After his maiden Grand Tour win at the Tour de France in 2018, Thomas enjoyed an autumn of celebrations.
He won the BBC Sports Personality of the Year award and even appeared alongside Nicole Kidman on the Graham Norton Show sofa.
After a slow start to the 2019 season – and a crash in Switzerland just weeks before the Tour – he ended up on the podium again, second to team-mate Egan Bernal.
But the double Olympic champion on the track did not want to play a supporting role again in 2020.
He is now aiming to become the first Welshman to win the Giro d’Italia, which starts on 3 October, and indeed only the second Briton after Ineos colleague Chris Froome.
“The Giro is something I’ve always wanted to do well in,” he said. “Especially ever since crashing out in 2017 when I felt I was in really good shape.”
Thomas says he has not looked at other people’s opinions after he and fellow former champion Froome were not included in the Ineos Grenadiers Tour de France team.
But does he feel he has a point to prove in Italy?
“Not to myself but maybe to a few people,” he continued. “At the end of the day I just stay away from all that and worry about myself and my own performance.
“I don’t read anything.

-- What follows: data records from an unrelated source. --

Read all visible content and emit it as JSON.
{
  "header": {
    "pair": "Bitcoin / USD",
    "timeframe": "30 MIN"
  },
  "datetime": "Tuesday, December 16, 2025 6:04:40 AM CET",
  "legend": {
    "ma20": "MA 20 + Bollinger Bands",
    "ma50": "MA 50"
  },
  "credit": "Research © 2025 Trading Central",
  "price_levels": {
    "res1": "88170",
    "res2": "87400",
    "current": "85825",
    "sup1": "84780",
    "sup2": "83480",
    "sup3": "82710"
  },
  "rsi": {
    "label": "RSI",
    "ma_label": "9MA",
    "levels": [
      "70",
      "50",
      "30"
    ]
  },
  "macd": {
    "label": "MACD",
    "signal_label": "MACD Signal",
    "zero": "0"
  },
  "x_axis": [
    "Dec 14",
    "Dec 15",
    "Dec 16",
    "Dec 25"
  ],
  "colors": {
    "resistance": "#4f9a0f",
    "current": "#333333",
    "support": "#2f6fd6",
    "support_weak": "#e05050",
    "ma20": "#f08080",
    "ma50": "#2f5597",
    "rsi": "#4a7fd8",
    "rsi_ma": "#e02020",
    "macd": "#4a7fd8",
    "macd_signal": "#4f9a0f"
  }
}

I rarely go on Twitter and the things I follow on Twitter are nothing to do with cycling.
“I don’t read what people write to me because I’m just not interested in their opinion, basically. That’s the way I deal with it. I stay in my own world.
“I’ve had some great results so far [in my career] and I just want to keep adding to that list while I can.
“It’s not like I was in terrible shape. It was just lacking that last little bit. What the extra bit of training, the extra race days will give me, we’re confident I’ll be there 100% ready to go at the start of the Giro.”
Thomas lies well placed in 22nd after two days of the eight-stage Tirreno-Adriatico, with the trickier mountain stages to come later this week.